Vice Chairman of the Shanxi Provincial Committee of the Chinese People's Political Consultative Conference
- Incumbent
- Assumed office January 2025

Personal details
- Born: April 1965 (age 61) Changzhi, Shanxi, China
- Party: Chinese Communist Party
- Alma mater: Central Party School of the Chinese Communist Party

= Zheng Liansheng =

Chinese politician (born 1965)

Zheng Liansheng (郑连生; born April 1965) is a Chinese politician who serves as Vice Chairman of the Shanxi Provincial Committee of the Chinese People's Political Consultative Conference and Director of the Office of the Commission for Overall Law-based Governance of Shanxi Province. He is a member of the Chinese Communist Party.

== Biography ==
Zheng Liansheng was born in Changzhi, Shanxi, in April 1965. He began his career in September 1985 at Changzhi Normal School, where he worked as an administrative officer and later served as deputy secretary of the Communist Youth League committee. He subsequently studied at the Party School of the Shanxi Provincial Committee of the Chinese Communist Party and later pursued further studies at the Central Party School.

Zheng held a number of positions in the Organization Department of the Shanxi Provincial Committee of the CCP, including principal staff member, assistant researcher, and division-level secretary. In 2003, he was appointed head of the Organization Department of the Linfen Municipal Committee, and later became a member of the Standing Committee of the Linfen Municipal Committee.

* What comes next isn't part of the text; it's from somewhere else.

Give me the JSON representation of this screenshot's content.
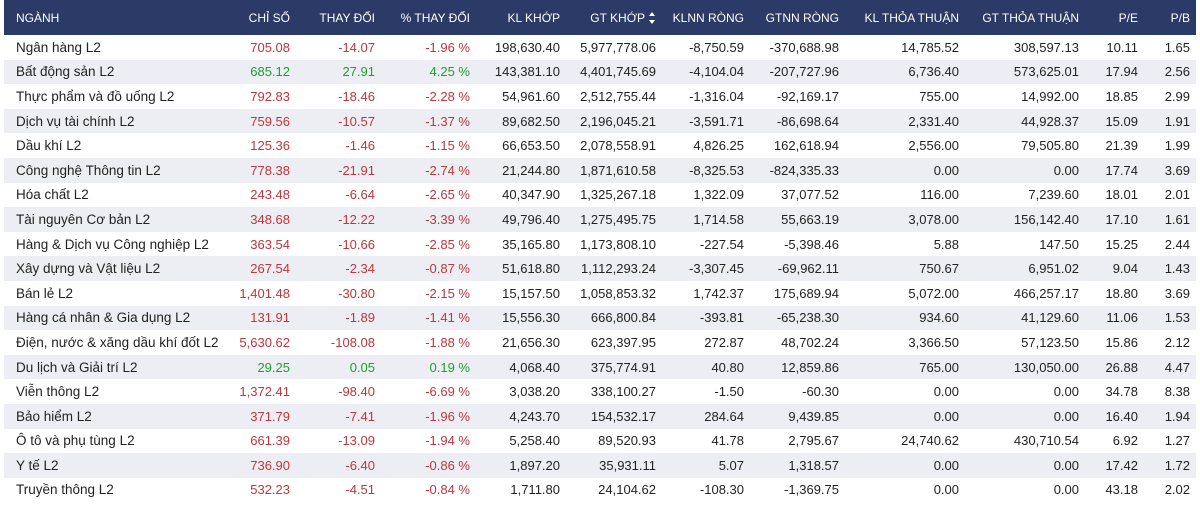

In 2008, Zheng was transferred to Xinzhou, where he served as deputy secretary of the Municipal Committee and concurrently as president of the Party School. In 2012, he was appointed acting mayor of Xinzhou and was confirmed as mayor in March of the same year, serving until 2020. In March 2020, he became party secretary of Xinzhou, and in October 2021 he was promoted to the Standing Committee of the Shanxi Provincial Committee of the CCP while continuing to serve as party secretary of Xinzhou.

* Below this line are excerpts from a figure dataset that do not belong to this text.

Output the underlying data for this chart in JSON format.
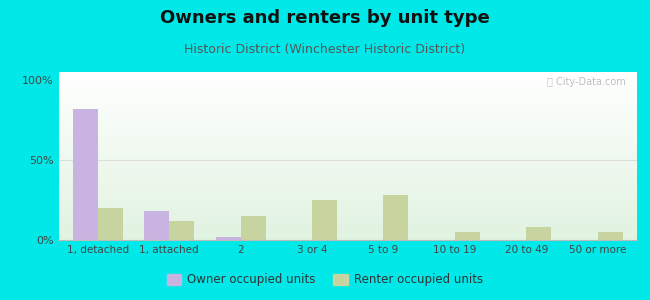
{
  "title": "Owners and renters by unit type",
  "subtitle": "Historic District (Winchester Historic District)",
  "categories": [
    "1, detached",
    "1, attached",
    "2",
    "3 or 4",
    "5 to 9",
    "10 to 19",
    "20 to 49",
    "50 or more"
  ],
  "owner_values": [
    82,
    18,
    2,
    0,
    0,
    0,
    0,
    0
  ],
  "renter_values": [
    20,
    12,
    15,
    25,
    28,
    5,
    8,
    5
  ],
  "owner_color": "#c9b3e0",
  "renter_color": "#c8d4a0",
  "title_fontsize": 13,
  "subtitle_fontsize": 9,
  "ylabel_ticks": [
    "0%",
    "50%",
    "100%"
  ],
  "ytick_vals": [
    0,
    50,
    100
  ],
  "ylim": [
    0,
    105
  ],
  "bar_width": 0.35,
  "figure_bg": "#00e8e8",
  "legend_owner": "Owner occupied units",
  "legend_renter": "Renter occupied units",
  "watermark": "City-Data.com",
  "grid50_color": "#dddddd"
}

In November 2021, Zheng was appointed secretary of the Political and Legal Affairs Commission of the Shanxi Provincial Committee and concurrently served as director of the Office of the Commission for Overall Law-based Governance of Shanxi Province. In January 2025, he was appointed Vice Chairman of the Shanxi Provincial Committee of the Chinese People's Political Consultative Conference while retaining his role in the provincial legal affairs system. In March 2026, he ceased to serve on the Standing Committee of the Shanxi Provincial Committee but continued as director of the provincial law-based governance office and vice chairman of the CPPCC Shanxi Provincial Committee.